Synopses & Reviews
While political history has plenty to say about the impact of Ronald Reagan’s election to the presidency in 1980, four Senate races that same year have garnered far less attention — despite their similarly profound political effect. Tuesday Night Massacre looks at those races. In examining the defeat in 1980 of Idaho’s Frank Church, South Dakota’s George McGovern, John Culver of Iowa, and Birch Bayh of Indiana, Marc C. Johnson tells the story of the beginnings of the divisive partisanship that has become a constant feature of American politics.
The turnover of these seats not only allowed Republicans to gain control of the Senate for the first time since 1954 but also fundamentally altered the conduct of American politics. The incumbents were politicians of national reputation who often worked with members of the other party to accomplish significant legislative objectives — but they were, Johnson suggests, unprepared and ill-equipped to counter nakedly negative emotional appeals to the “politically passive voter.”
Such was the campaign of the National Conservative Political Action Committee (NCPAC), the organization founded by several young conservative political activists who targeted these four senators for defeat. Johnson describes how such groups, amassing a great amount of money, could make outrageous and devastating claims about incumbents — “baby killers” who were “soft on communism,” for example — on behalf of a candidate who remained above the fray. Among the key players in this sordid drama are NCPAC chairman Terry Dolan; Washington lobbyist Charles Black, a top GOP advisor to several presidential campaigns and one-time business partner of Paul Manafort; and Roger Stone, self-described “dirty trickster” for Richard Nixon and confidant of Donald Trump.

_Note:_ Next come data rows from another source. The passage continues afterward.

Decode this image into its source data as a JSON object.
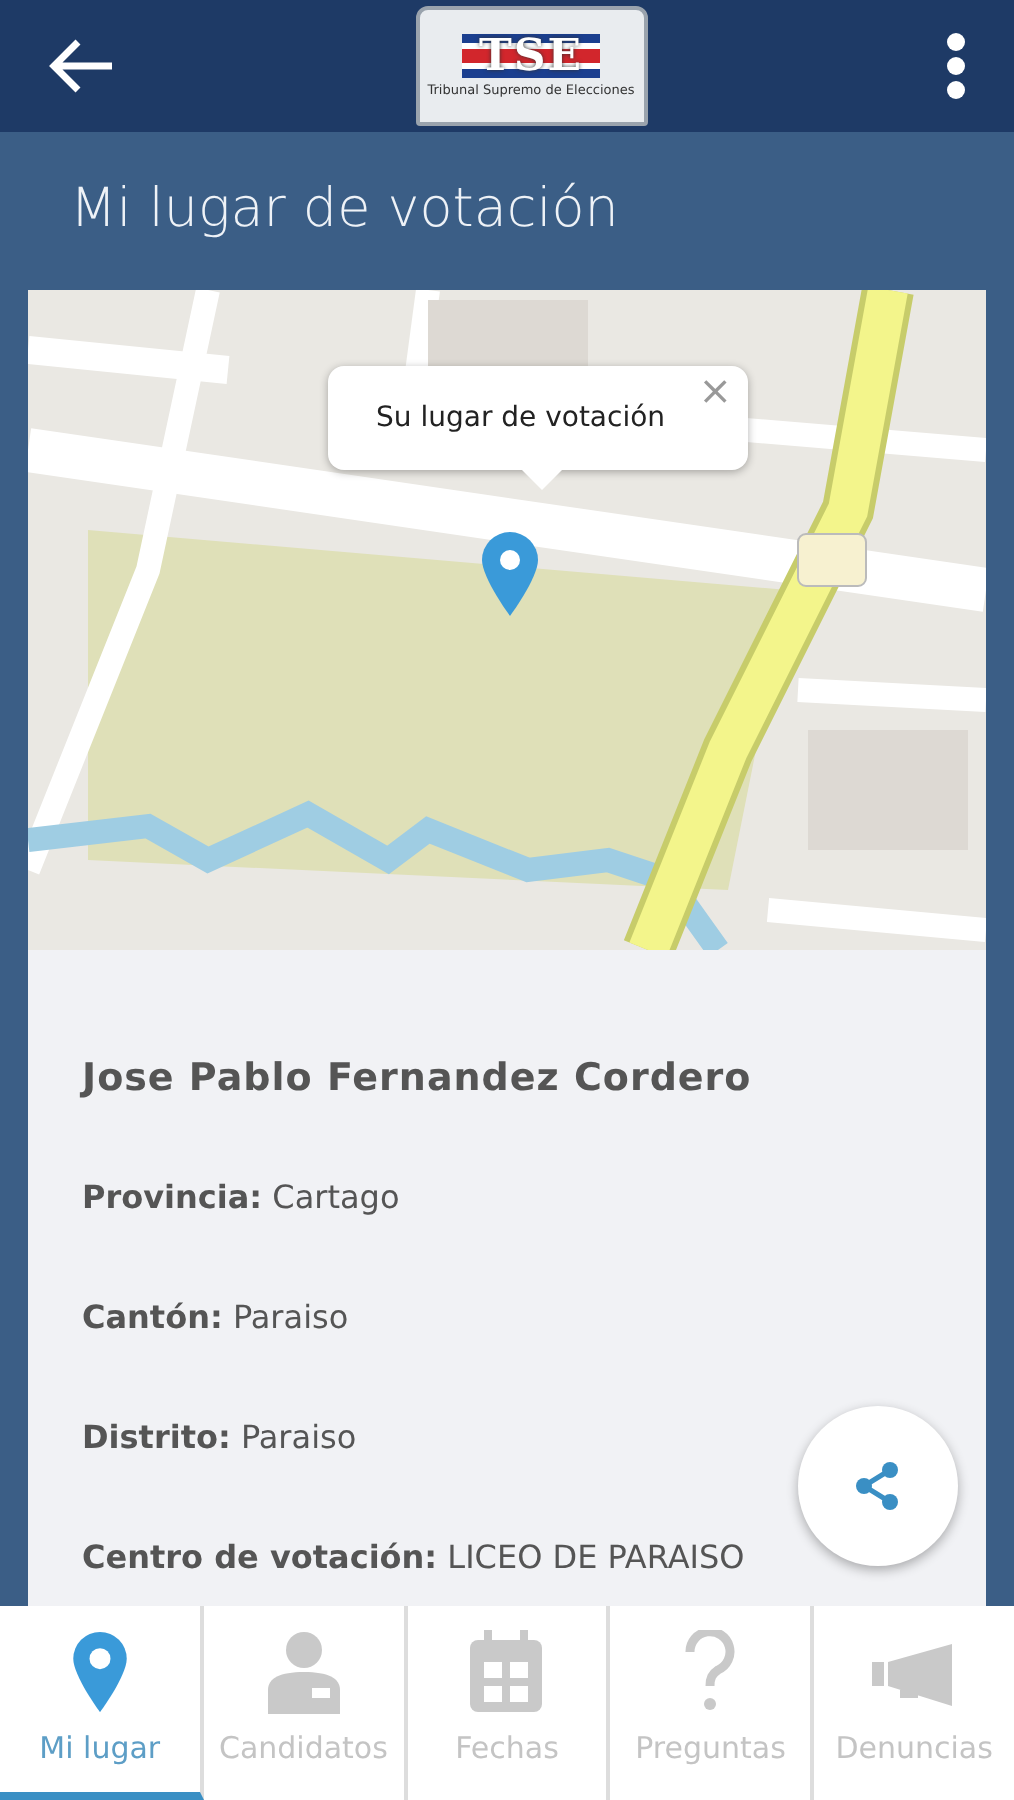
{
  "app_bar": {
    "logo_text": "TSE",
    "logo_subtitle": "Tribunal Supremo de Elecciones"
  },
  "page_title": "Mi lugar de votación",
  "map": {
    "kind": "picture",
    "popup": {
      "text": "Su lugar de votación",
      "close": "×"
    }
  },
  "voter": {
    "name": "Jose Pablo Fernandez Cordero",
    "fields": [
      {
        "label": "Provincia:",
        "value": "Cartago"
      },
      {
        "label": "Cantón:",
        "value": "Paraiso"
      },
      {
        "label": "Distrito:",
        "value": "Paraiso"
      },
      {
        "label": "Centro de votación:",
        "value": "LICEO DE PARAISO"
      }
    ]
  },
  "tabs": [
    {
      "label": "Mi lugar",
      "kind": "pin",
      "selected": true
    },
    {
      "label": "Candidatos",
      "kind": "person",
      "selected": false
    },
    {
      "label": "Fechas",
      "kind": "calendar",
      "selected": false
    },
    {
      "label": "Preguntas",
      "kind": "question",
      "selected": false
    },
    {
      "label": "Denuncias",
      "kind": "megaphone",
      "selected": false
    }
  ]
}
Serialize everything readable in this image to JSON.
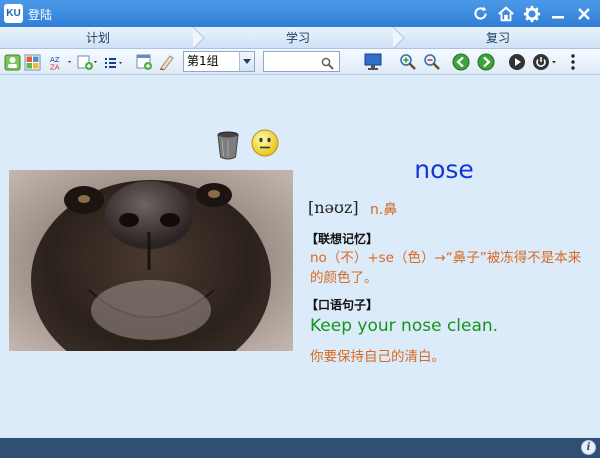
{
  "app": {
    "logo_text": "KU",
    "title": "登陆"
  },
  "steps": [
    "计划",
    "学习",
    "复习"
  ],
  "toolbar": {
    "group_select": "第1组",
    "search": {
      "value": "",
      "placeholder": ""
    }
  },
  "card": {
    "word": "nose",
    "phonetic": "[nəʊz]",
    "part_of_speech": "n.鼻",
    "assoc_label": "【联想记忆】",
    "assoc_text": "no（不）+se（色）→“鼻子”被冻得不是本来的颜色了。",
    "spoken_label": "【口语句子】",
    "sentence": "Keep your nose clean.",
    "translation": "你要保持自己的清白。"
  },
  "colors": {
    "titlebar": "#3a8ae0",
    "word": "#1436d8",
    "orange": "#d8691e",
    "green": "#13951c",
    "statusbar": "#2f5074",
    "content_bg": "#dcebfa"
  },
  "icons": [
    "refresh-icon",
    "home-icon",
    "gear-icon",
    "minimize-icon",
    "close-icon",
    "trash-icon",
    "smiley-icon",
    "info-icon"
  ]
}
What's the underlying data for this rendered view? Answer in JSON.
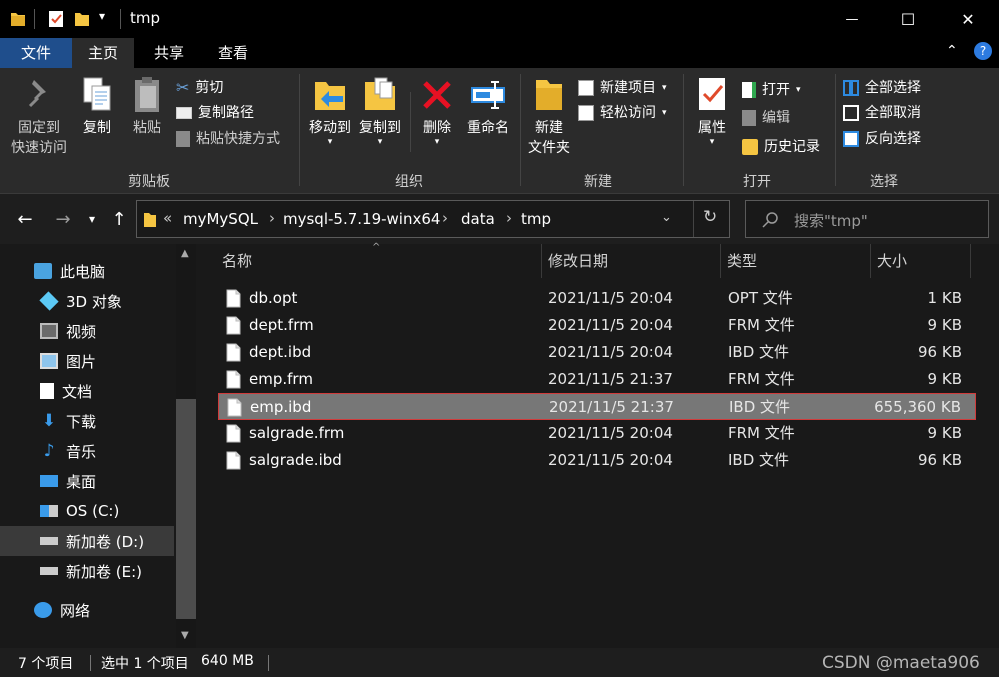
{
  "titlebar": {
    "title": "tmp",
    "qat_dropdown": "▾",
    "minimize": "—",
    "maximize": "☐",
    "close": "✕"
  },
  "tabs": [
    {
      "label": "文件"
    },
    {
      "label": "主页"
    },
    {
      "label": "共享"
    },
    {
      "label": "查看"
    }
  ],
  "ribbon": {
    "help": "?",
    "collapse": "⌃",
    "clipboard": {
      "group": "剪贴板",
      "pin_line1": "固定到",
      "pin_line2": "快速访问",
      "copy": "复制",
      "paste": "粘贴",
      "cut": "剪切",
      "copy_path": "复制路径",
      "paste_shortcut": "粘贴快捷方式"
    },
    "organize": {
      "group": "组织",
      "move_to": "移动到",
      "copy_to": "复制到",
      "delete": "删除",
      "rename": "重命名"
    },
    "new": {
      "group": "新建",
      "new_folder_line1": "新建",
      "new_folder_line2": "文件夹",
      "new_item": "新建项目",
      "easy_access": "轻松访问"
    },
    "open": {
      "group": "打开",
      "properties": "属性",
      "open": "打开",
      "edit": "编辑",
      "history": "历史记录"
    },
    "select": {
      "group": "选择",
      "select_all": "全部选择",
      "select_none": "全部取消",
      "invert": "反向选择"
    }
  },
  "address": {
    "overflow": "«",
    "crumbs": [
      "myMySQL",
      "mysql-5.7.19-winx64",
      "data",
      "tmp"
    ],
    "separator": "›",
    "search_placeholder": "搜索\"tmp\""
  },
  "nav": {
    "items": [
      {
        "label": "此电脑",
        "icon": "pc-icon"
      },
      {
        "label": "3D 对象",
        "icon": "cube-icon"
      },
      {
        "label": "视频",
        "icon": "video-icon"
      },
      {
        "label": "图片",
        "icon": "picture-icon"
      },
      {
        "label": "文档",
        "icon": "document-icon"
      },
      {
        "label": "下载",
        "icon": "download-icon"
      },
      {
        "label": "音乐",
        "icon": "music-icon"
      },
      {
        "label": "桌面",
        "icon": "desktop-icon"
      },
      {
        "label": "OS (C:)",
        "icon": "windows-drive-icon"
      },
      {
        "label": "新加卷 (D:)",
        "icon": "drive-icon"
      },
      {
        "label": "新加卷 (E:)",
        "icon": "drive-icon"
      },
      {
        "label": "网络",
        "icon": "network-icon"
      }
    ]
  },
  "filelist": {
    "columns": [
      "名称",
      "修改日期",
      "类型",
      "大小"
    ],
    "rows": [
      {
        "name": "db.opt",
        "date": "2021/11/5 20:04",
        "type": "OPT 文件",
        "size": "1 KB"
      },
      {
        "name": "dept.frm",
        "date": "2021/11/5 20:04",
        "type": "FRM 文件",
        "size": "9 KB"
      },
      {
        "name": "dept.ibd",
        "date": "2021/11/5 20:04",
        "type": "IBD 文件",
        "size": "96 KB"
      },
      {
        "name": "emp.frm",
        "date": "2021/11/5 21:37",
        "type": "FRM 文件",
        "size": "9 KB"
      },
      {
        "name": "emp.ibd",
        "date": "2021/11/5 21:37",
        "type": "IBD 文件",
        "size": "655,360 KB"
      },
      {
        "name": "salgrade.frm",
        "date": "2021/11/5 20:04",
        "type": "FRM 文件",
        "size": "9 KB"
      },
      {
        "name": "salgrade.ibd",
        "date": "2021/11/5 20:04",
        "type": "IBD 文件",
        "size": "96 KB"
      }
    ],
    "selected_index": 4
  },
  "status": {
    "count": "7 个项目",
    "selection": "选中 1 个项目",
    "size": "640 MB",
    "watermark": "CSDN @maeta906"
  },
  "colors": {
    "accent_tab": "#1f4e8c",
    "selection_row": "#777777",
    "selection_border": "#d03b3b",
    "folder_yellow": "#f5c542"
  }
}
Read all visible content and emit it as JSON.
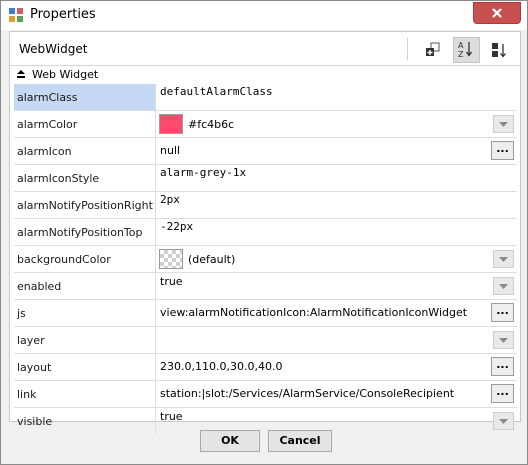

Connecting the dots between the Goldwater era of the 1960s and the ascent of Trump, Tuesday Night Massacre charts the radicalization of the Republican Party and the rise of the independent expenditure campaign, with its divisive, negative techniques, a change that has deeply — and perhaps permanently — warped the culture of bipartisanship that once prevailed in American politics.
Review
“Anyone who wants to understand the Republican Party’s radicalization should read Marc C. Johnson’s excellent chronicle of the four U.S. Senate races in 1980 that introduced revolutionary campaigning methods and set the stage for the party’s far-rightward tilt. Tuesday Night Massacre is a fascinating, well-written account.” Robert Mann, author of Daisy Petals and Mushroom Clouds: LBJ, Barry Goldwater, and the Ad That Changed American Politics
Review
“Politics has always been rough-and-tumble, but few would dispute that it has gotten nastier and much more polarized in recent years. In this revealing, well-written book, Marc C. Johnson skillfully traces the origin and development of this disturbing trend. The consequences have been far-reaching. The U.S. Senate no longer functions as it was intended, Americans are more deeply divided, and the old tradition of bipartisanship in the national interest has become practically obsolete.” Larry J. Sabato, author of A More Perfect Constitution—Why the Constitution Must Be Revised: Ideas to Inspire a New Generation
Video
Watch the Powell’s virtual event with Marc C. Johnson and Steve Duin!
About the Author
Marc C. Johnson has worked as a broadcast journalist and communication and crisis management consultant and served as a top aide to Idaho's longest-serving governor, Cecil D. Andrus. His writing on politics and history has been published in the New York Times, California Journal of Politics and Policy, and Montana The Magazine of Western History and appears regularly on the blog Many Things Considered.